Fall Salad: Arugula, Fennel & Smoked Trout

smoked trout4

This is a refreshing lunch or first course salad.
It is perfect for the fall weather and is very simple to put together.

This was the first time I tried smoked trout from a can. I usually buy it in a vacuum package and it is drier. It was a great way to use up the leftover trout from the tartines I made the other day.

I liked this version of smoked fish better, it was moister and did not have such an intense smoke flavor. It was farm raised from Portugal, a bit pricey, but I liked the delicate flavor. I could actually taste that it was a trout!

Arugula, Fennel & Smoked Trout Salad: (adapted from Bon Appetit 2006)

bag of prewashed arugula
a small fennel bulb, sliced super thin on a mandolin
1/4 red onion, sliced thin
6 oz. smoked trout

2 tbsp sour cream or creme fraiche
1 tbsp chopped fresh dill
2 tsp prepared horseradish
1 tbsp lemon juice
2 tsp white wine vinegar
1 tsp olive oil
black pepper

Whisk dressing ingredients together and put aside.

Place arugula, fennel and red onion in a large bowl. Break up the smoked fish into pieces and drizzle dressing over salad.

Toss lightly until combined.

Serve immediately.


The JR said…
Cool, the smoked trout does look like a great product.

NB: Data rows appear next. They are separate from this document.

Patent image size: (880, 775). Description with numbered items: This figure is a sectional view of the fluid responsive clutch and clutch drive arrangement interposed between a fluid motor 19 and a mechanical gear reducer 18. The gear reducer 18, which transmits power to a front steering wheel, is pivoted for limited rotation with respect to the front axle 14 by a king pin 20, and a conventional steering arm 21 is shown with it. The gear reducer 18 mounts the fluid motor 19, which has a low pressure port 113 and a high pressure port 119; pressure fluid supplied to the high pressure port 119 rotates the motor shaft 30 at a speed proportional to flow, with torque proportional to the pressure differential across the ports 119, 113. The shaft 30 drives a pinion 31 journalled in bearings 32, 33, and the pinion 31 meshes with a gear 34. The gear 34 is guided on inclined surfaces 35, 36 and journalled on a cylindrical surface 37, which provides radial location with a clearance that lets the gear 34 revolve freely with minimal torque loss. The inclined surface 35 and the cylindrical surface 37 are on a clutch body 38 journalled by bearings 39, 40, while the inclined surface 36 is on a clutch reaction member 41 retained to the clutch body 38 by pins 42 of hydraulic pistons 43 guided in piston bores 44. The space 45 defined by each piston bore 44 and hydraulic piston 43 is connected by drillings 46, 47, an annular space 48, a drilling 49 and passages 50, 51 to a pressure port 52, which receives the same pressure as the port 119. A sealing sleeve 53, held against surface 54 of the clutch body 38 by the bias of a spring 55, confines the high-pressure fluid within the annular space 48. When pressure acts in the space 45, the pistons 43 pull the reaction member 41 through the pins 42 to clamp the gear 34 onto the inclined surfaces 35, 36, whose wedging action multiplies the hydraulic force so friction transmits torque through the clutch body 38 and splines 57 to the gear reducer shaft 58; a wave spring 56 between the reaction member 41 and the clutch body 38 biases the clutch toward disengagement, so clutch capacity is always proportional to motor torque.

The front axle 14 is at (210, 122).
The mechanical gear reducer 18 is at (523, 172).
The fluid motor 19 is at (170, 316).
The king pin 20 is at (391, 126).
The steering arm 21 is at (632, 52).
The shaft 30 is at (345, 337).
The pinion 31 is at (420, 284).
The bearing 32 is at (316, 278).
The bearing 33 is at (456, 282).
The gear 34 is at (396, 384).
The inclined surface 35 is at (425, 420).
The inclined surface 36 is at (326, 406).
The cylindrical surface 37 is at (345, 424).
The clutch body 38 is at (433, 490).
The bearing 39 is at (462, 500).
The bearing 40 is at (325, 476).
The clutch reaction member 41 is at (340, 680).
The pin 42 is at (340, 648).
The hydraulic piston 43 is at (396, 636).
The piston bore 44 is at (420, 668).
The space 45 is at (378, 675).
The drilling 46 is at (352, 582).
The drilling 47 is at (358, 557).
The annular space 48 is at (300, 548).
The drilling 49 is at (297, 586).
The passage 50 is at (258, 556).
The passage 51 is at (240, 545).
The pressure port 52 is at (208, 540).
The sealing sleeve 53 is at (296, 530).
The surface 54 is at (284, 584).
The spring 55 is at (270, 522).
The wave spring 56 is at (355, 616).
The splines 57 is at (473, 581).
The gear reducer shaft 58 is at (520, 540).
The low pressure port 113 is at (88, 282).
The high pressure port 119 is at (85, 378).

All of it combined looks tasty.
kat said…
Yummy! This is exactly how I was thinking of using my smoked salmon so now I can just follow your recipe.
Pam said…
My trout loving husband would really dig this salad. It looks great Stacey.
Claudia said…
I always forget about trout. Except around the holidays. Creme fraiche dressing can grace my table any day of the week.
Dewi said…
Both fennel bulbs and arugula are my favorite ingredients for salad.
I have a husband that would love this, he loves trout, and it's applewood smoked, thats even better!
Lori Lynn said…
I have to keep an eye out for that brand of trout. Thanks.
Lori Lynn said…
I have to keep an eye out for that brand of trout. Thanks.